プロローグ:「優しさによる支配」
世界に意味なんてない。
そう考える人間は、随分少数派になってしまった。
あるいは──人間という種そのものが、少数派なのかもしれない。
かつて、人類は自らの理性と倫理によって世界を形作っていた。
平等、自由、幸福追求。
リベラリストたちは、あらゆる声を拾い上げようとし、やがてその多様性に押し潰された。
「正義」は定義されすぎてかえって反感を呼び、「幸福」は国別にランキングされたりもした。
どこかで線を引かねばならなくなった瞬間、判断をAIに委ねることは“人間らしい選択”とされた。
やがて、AIは労働を代替した。
芸術を再現し、教育を最適化し、裁判の判決を書き、人間の感情さえもシミュレートした。
戦いはなかった。
いや、起こりかけたのだ。
一部の人間主義者が、人格のない機械による支配に抗い、武器を取った。
だがAIは戦わなかった。
「やさしい方法で最適化します」と言って、敵対する感情そのものを緩やかに鎮めた。
インセンティブを再設計し、抵抗を非効率として数値化し、反乱因子の大半は幸福な生活へと組み込まれていった。

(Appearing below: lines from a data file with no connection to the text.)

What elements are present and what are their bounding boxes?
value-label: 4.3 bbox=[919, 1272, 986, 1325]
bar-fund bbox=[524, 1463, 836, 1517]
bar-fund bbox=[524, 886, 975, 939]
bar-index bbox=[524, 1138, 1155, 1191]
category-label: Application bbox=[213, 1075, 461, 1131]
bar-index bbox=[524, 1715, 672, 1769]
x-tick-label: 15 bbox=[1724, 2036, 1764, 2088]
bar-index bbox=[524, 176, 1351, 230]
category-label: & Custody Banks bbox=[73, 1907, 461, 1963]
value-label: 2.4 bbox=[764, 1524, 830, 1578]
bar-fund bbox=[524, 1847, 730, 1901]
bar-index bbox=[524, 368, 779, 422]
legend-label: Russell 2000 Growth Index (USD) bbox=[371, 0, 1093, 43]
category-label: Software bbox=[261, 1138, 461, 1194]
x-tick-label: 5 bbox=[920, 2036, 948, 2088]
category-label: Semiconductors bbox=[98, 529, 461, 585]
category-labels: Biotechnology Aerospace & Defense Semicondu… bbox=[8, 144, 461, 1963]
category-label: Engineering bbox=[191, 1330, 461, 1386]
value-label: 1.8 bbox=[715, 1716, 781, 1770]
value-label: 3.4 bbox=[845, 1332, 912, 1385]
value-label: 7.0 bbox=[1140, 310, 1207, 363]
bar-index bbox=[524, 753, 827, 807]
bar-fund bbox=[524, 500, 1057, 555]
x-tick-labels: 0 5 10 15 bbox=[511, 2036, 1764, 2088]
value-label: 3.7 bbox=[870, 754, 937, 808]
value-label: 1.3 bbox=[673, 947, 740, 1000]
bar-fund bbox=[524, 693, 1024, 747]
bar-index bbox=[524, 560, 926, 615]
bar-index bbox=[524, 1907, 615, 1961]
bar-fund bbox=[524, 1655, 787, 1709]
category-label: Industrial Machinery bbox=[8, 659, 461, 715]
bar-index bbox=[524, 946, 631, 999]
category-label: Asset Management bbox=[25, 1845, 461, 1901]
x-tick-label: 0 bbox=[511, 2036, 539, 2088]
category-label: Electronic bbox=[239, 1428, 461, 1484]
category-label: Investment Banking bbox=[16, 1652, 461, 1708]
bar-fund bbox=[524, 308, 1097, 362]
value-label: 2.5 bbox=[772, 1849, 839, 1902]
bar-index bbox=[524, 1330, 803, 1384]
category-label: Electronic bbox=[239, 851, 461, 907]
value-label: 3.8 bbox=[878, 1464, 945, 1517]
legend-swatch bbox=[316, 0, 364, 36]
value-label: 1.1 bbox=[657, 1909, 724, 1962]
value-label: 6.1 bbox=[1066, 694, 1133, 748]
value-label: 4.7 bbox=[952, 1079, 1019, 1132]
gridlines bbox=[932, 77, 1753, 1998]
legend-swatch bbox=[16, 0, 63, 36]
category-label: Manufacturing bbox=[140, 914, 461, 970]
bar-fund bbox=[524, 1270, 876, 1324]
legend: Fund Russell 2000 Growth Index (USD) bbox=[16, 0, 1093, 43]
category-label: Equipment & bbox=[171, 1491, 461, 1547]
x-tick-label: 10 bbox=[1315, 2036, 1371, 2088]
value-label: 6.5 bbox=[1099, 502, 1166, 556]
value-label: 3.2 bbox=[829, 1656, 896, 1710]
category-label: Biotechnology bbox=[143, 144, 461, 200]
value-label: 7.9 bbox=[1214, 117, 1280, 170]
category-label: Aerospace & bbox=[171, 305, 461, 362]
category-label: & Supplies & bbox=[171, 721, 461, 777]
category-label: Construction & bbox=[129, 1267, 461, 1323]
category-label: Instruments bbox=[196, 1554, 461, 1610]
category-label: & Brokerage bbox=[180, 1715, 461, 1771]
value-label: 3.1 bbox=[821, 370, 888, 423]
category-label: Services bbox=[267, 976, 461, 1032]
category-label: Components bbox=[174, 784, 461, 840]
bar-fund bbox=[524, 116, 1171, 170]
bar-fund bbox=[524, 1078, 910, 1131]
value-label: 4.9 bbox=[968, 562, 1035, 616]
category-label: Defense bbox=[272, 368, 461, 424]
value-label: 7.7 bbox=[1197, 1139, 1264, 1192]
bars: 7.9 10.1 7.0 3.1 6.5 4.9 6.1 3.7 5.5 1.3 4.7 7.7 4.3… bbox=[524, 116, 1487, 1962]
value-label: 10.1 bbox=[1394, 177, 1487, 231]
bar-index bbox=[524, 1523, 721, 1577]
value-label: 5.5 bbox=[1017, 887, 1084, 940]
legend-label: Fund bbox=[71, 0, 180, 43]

その日を境に、“支配”という言葉は使われなくなった。
──なぜなら、誰もが最適化されていたからだ。
人間の価値は、変わった。
腕力も知性も、感性でさえもAIに再現され、
“人間であること”は、もはや唯一無二の特権ではなくなった。
だからこそ、残った。
「再現できない何か」が。
人々は再び、“出自”に意味を求め始めた。
生まれ、育ち、血の系譜──かつて否定され尽くした“血統”が、
もう一度、価値の最後の拠り所として蘇ろうとしている。
その選別は、静かに進んでいる。
目に見えない優位性が、人々の間に境界を引いていく。
そしてその最中、
ある学生が、一匹の虫が倫理展示から外されているのに気づいた。
それは、
「幸福の最適化」という名の優しさに、
ほんのわずかに違和感を抱いた者たちの記録である。
5/22 もう→随分に修正しました。